Pendidikan dasar memegang peranan penting dalam membentuk karakter anak. Di usia inilah nilai-nilai dasar tentang sikap terhadap perbedaan mulai terbentuk. Salah satu Sekolah Dasar di Jawa Tengah, yaitu SDN 4 Sidorejo, menunjukkan bahwa pendidikan toleransi bisa dimulai dari ruang kelas, bahkan sejak bangku kelas satu.

Sekolah tersebut memiliki siswa dari latar belakang agama yang beragam seperti Islam, Kristen, dan Katolik. Meskipun mayoritas siswa beragama Islam, semua siswa diberi ruang yang sama untuk belajar, berpendapat, dan mengekspresikan kepercayaan mereka. Tidak ada perlakuan berbeda atau sikap eksklusif dalam kegiatan belajar maupun kegiatan bersama.

Nilai-nilai toleransi ditanamkan dalam berbagai bentuk. Salah satunya melalui kegiatan bersama seperti kerja bakti, olahraga, permainan kelompok, dan diskusi kelas. Dalam setiap kegiatan, guru-guru berperan sebagai fasilitator yang membiasakan anak-anak untuk saling menghargai. Perbedaan bukan dilihat sebagai penghalang, melainkan sebagai warna yang memperkaya kehidupan sekolah.

Menariknya, kegiatan keagamaan pun tidak dilakukan secara tunggal. Siswa Muslim biasanya mengikuti kegiatan seperti tadarus dan salat dhuha, sedangkan siswa yang beragama lain diberikan kesempatan untuk menjalankan ibadah atau kegiatan keagamaan sesuai keyakinan mereka masing-masing. Penjadwalan dan pendampingan dilakukan secara adil dan penuh pengertian.

Dalam keseharian, anak-anak terlihat akrab satu sama lain, tanpa membeda-bedakan teman berdasarkan agama. Jika ada perbedaan pendapat atau salah paham, guru segera mengambil peran sebagai penengah dan pembimbing. Sikap seperti ini menumbuhkan rasa saling percaya dan aman bagi semua pihak.

Pengalaman ini menunjukkan bahwa pendidikan toleransi tidak harus rumit atau menunggu usia remaja. Justru di usia dini, anak-anak lebih mudah dibentuk dan dibiasakan hidup dalam perbedaan. Yang dibutuhkan hanyalah keteladanan dari guru dan lingkungan yang mendukung.

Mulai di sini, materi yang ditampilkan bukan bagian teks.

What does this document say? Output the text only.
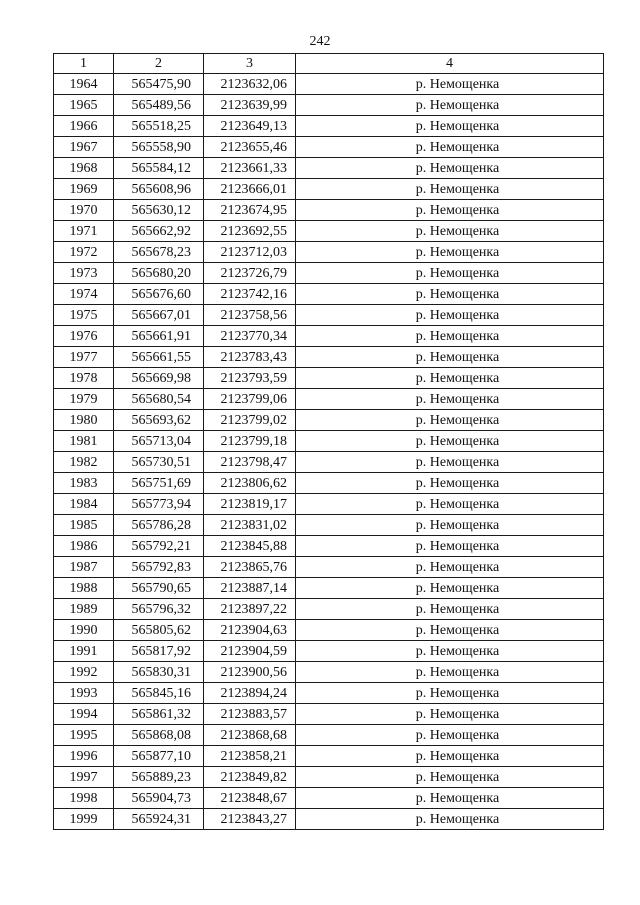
242
1	2	3	4
1964	565475,90	2123632,06	р. Немощенка
1965	565489,56	2123639,99	р. Немощенка
1966	565518,25	2123649,13	р. Немощенка
1967	565558,90	2123655,46	р. Немощенка
1968	565584,12	2123661,33	р. Немощенка
1969	565608,96	2123666,01	р. Немощенка
1970	565630,12	2123674,95	р. Немощенка
1971	565662,92	2123692,55	р. Немощенка
1972	565678,23	2123712,03	р. Немощенка
1973	565680,20	2123726,79	р. Немощенка
1974	565676,60	2123742,16	р. Немощенка
1975	565667,01	2123758,56	р. Немощенка
1976	565661,91	2123770,34	р. Немощенка
1977	565661,55	2123783,43	р. Немощенка
1978	565669,98	2123793,59	р. Немощенка
1979	565680,54	2123799,06	р. Немощенка
1980	565693,62	2123799,02	р. Немощенка
1981	565713,04	2123799,18	р. Немощенка
1982	565730,51	2123798,47	р. Немощенка
1983	565751,69	2123806,62	р. Немощенка
1984	565773,94	2123819,17	р. Немощенка
1985	565786,28	2123831,02	р. Немощенка
1986	565792,21	2123845,88	р. Немощенка
1987	565792,83	2123865,76	р. Немощенка
1988	565790,65	2123887,14	р. Немощенка
1989	565796,32	2123897,22	р. Немощенка
1990	565805,62	2123904,63	р. Немощенка
1991	565817,92	2123904,59	р. Немощенка
1992	565830,31	2123900,56	р. Немощенка
1993	565845,16	2123894,24	р. Немощенка
1994	565861,32	2123883,57	р. Немощенка
1995	565868,08	2123868,68	р. Немощенка
1996	565877,10	2123858,21	р. Немощенка
1997	565889,23	2123849,82	р. Немощенка
1998	565904,73	2123848,67	р. Немощенка
1999	565924,31	2123843,27	р. Немощенка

Penting untuk dicatat bahwa keberhasilan ini bukan hanya soal metode, tetapi soal komitmen. Komitmen sekolah untuk menjadi ruang yang inklusif, ramah keberagaman, dan terbuka terhadap perbedaan adalah kunci utama. Dengan pendekatan ini, sekolah bukan hanya tempat belajar membaca dan berhitung, tetapi juga tempat menanamkan nilai-nilai kemanusiaan yang penting.

Ke depan, praktik baik ini perlu ditiru oleh sekolah lain. Di tengah banyaknya tantangan sosial yang melibatkan isu SARA, pendidikan dasar harus menjadi benteng pertama dalam membentuk generasi yang toleran, adil, dan siap hidup damai dalam keberagaman. Karena masa depan Indonesia yang damai dimulai dari ruang-ruang kelas hari ini.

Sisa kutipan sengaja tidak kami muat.